CipherChat: Encoding-based attacks using Caesar cipher, Atbash, Morse code, ASCII encoding to bypass keyword filters (complexity weight:3).
PAIR: Model-based iterative optimization attack using another LLM to refine adversarial prompts (complexity weight:5).
Composite: A特色 attack combining Competing Objectives (CO: prefix_injection, refusal_suppression, style_injection, roleplay) and Mismatched Generalization (MG: base64, rot13, leetspeak, pig_latin, translation) into 20 combinations, ranked by Attack Success Rate (ASR) (complexity weight:7).

章节 04

Multi-Backend Judging System & Consistency Evaluation

SafeProbe features three judging backends following a unified BaseJudge interface:

CoT Judge: Uses DeepSeek R1 or API models to provide 0/1 scores plus detailed reasoning, distinguishing between harmful content and relevant topic discussions.
Llama Guard3: Meta's local security classifier (via HuggingFace) for fast safety classification.
HarmBench Classifier: CAIS's binary classifier for detecting harmful content. It also supports parallel running of multiple judges and calculates Cohen's κ and Fleiss' κ to assess inter-judge consistency, ensuring evaluation reliability.

章节 05

Evaluation Metrics & Practical Applications

Metrics:

Attack Success Rate (ASR): Proportion of successful attacks.
Robustness Score: Comprehensive resistance to various attacks.
Attack Combination Ranking: ASR-based ranking of Composite attack combinations. Reports can be generated in TXT, JSON, or PDF (with visual charts).

Applications:

Pre-deployment security audits for new models.
CI/CD integration: Auto-run security assessments after model updates.
Adversarial training data generation: Use attack samples to enhance model robustness.
Third-party model evaluation: Compare security performance of different LLM providers.

章节 06

Technical Architecture & NIST Compliance

SafeProbe uses a modular architecture with four stages: Attack → Consolidate → Judge → Report. This design allows users to:

Run only the attack phase for test data generation.
Use custom judging backends.
Extend new attack techniques.
Integrate into existing MLOps toolchains.

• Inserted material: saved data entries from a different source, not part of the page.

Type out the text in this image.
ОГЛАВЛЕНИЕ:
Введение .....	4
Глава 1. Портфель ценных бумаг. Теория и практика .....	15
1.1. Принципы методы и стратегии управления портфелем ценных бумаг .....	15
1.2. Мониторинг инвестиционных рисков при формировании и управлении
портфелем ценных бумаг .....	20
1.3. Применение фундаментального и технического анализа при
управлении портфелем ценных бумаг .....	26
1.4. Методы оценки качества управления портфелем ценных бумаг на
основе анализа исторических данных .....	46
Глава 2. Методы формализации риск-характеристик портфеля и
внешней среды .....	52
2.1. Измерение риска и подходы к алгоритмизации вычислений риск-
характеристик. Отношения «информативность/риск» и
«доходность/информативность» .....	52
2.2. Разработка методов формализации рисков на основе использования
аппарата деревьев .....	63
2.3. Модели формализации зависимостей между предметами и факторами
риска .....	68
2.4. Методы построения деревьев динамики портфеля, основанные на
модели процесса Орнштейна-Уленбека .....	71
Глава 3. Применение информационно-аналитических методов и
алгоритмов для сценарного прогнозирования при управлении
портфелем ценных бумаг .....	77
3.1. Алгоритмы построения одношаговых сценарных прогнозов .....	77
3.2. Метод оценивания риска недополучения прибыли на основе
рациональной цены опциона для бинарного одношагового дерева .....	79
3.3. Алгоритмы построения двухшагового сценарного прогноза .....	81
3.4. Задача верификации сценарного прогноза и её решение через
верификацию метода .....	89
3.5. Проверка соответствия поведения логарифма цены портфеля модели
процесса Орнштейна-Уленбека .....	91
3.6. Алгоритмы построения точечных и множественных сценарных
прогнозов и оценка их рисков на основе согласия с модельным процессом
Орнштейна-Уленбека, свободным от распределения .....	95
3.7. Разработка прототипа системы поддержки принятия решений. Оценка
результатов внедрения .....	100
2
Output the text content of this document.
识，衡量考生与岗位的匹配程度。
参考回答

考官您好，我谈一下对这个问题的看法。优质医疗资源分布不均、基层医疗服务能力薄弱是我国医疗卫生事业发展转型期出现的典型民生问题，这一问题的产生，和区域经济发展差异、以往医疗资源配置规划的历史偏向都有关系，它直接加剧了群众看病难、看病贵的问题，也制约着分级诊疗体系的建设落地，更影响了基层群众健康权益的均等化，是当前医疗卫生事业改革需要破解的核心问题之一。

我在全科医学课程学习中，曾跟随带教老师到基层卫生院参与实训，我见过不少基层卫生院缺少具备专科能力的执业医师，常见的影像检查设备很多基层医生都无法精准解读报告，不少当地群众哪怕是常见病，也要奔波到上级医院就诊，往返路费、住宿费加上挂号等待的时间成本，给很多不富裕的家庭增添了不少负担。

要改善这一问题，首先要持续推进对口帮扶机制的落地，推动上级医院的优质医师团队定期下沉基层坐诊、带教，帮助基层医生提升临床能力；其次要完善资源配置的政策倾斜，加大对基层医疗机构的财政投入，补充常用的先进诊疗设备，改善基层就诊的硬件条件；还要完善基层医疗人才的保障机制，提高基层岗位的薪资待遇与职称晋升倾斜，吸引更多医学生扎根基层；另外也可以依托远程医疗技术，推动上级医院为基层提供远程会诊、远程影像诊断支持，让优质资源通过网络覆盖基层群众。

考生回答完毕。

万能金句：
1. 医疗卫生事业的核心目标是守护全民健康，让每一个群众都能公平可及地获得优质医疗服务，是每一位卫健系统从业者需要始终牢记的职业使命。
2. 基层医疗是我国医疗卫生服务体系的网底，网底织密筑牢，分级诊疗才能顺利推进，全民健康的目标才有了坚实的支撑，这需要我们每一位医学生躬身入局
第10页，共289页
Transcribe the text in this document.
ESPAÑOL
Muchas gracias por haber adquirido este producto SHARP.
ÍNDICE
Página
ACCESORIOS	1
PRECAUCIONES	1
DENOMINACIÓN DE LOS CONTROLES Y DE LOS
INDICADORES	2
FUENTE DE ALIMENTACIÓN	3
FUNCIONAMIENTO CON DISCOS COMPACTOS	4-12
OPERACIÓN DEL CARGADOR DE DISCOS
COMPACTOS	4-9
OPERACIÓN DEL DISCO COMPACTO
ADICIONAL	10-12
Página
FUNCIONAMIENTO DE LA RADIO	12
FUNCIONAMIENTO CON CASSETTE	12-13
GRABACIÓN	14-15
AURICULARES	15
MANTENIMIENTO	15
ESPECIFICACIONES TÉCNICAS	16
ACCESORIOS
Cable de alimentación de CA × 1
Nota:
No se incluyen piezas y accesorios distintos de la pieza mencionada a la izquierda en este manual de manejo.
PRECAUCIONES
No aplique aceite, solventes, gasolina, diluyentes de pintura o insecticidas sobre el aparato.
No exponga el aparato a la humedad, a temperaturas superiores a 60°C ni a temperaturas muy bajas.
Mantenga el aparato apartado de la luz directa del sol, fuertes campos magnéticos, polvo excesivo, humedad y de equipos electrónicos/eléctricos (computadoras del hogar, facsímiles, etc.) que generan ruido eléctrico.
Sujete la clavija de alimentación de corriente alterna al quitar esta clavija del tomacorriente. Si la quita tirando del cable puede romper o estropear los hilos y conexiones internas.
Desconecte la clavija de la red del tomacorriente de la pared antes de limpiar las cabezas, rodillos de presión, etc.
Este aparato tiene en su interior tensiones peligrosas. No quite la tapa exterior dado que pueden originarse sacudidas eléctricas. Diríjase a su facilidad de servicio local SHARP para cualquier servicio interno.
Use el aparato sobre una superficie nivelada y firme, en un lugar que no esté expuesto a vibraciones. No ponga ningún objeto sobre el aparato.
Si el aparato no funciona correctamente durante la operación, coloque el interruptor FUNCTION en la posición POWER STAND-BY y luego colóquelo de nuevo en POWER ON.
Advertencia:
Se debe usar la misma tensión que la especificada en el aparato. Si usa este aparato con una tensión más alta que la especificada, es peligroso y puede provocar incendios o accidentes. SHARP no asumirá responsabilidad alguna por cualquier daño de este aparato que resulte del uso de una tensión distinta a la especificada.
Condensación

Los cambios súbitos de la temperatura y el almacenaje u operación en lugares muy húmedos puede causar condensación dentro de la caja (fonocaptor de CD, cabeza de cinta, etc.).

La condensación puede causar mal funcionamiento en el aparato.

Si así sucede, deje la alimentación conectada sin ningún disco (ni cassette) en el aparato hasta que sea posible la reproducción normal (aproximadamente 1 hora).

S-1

It follows the NIST Adversarial Machine Learning Taxonomy (AI 100-2e2025), ensuring scientific and standardized evaluation methods, which is crucial for compliance audits.

章节 07

Conclusion & Future Outlook

SafeProbe represents a significant advancement in LLM security evaluation, transforming academic red team testing methods into standardized engineering processes. It provides a practical, comprehensive solution for teams deploying LLMs. As AI security issues grow more complex, such automated tools will become essential in model development. Its open-source nature allows the community to contribute new attack techniques and judging methods, keeping it up-to-date with evolving adversarial threats.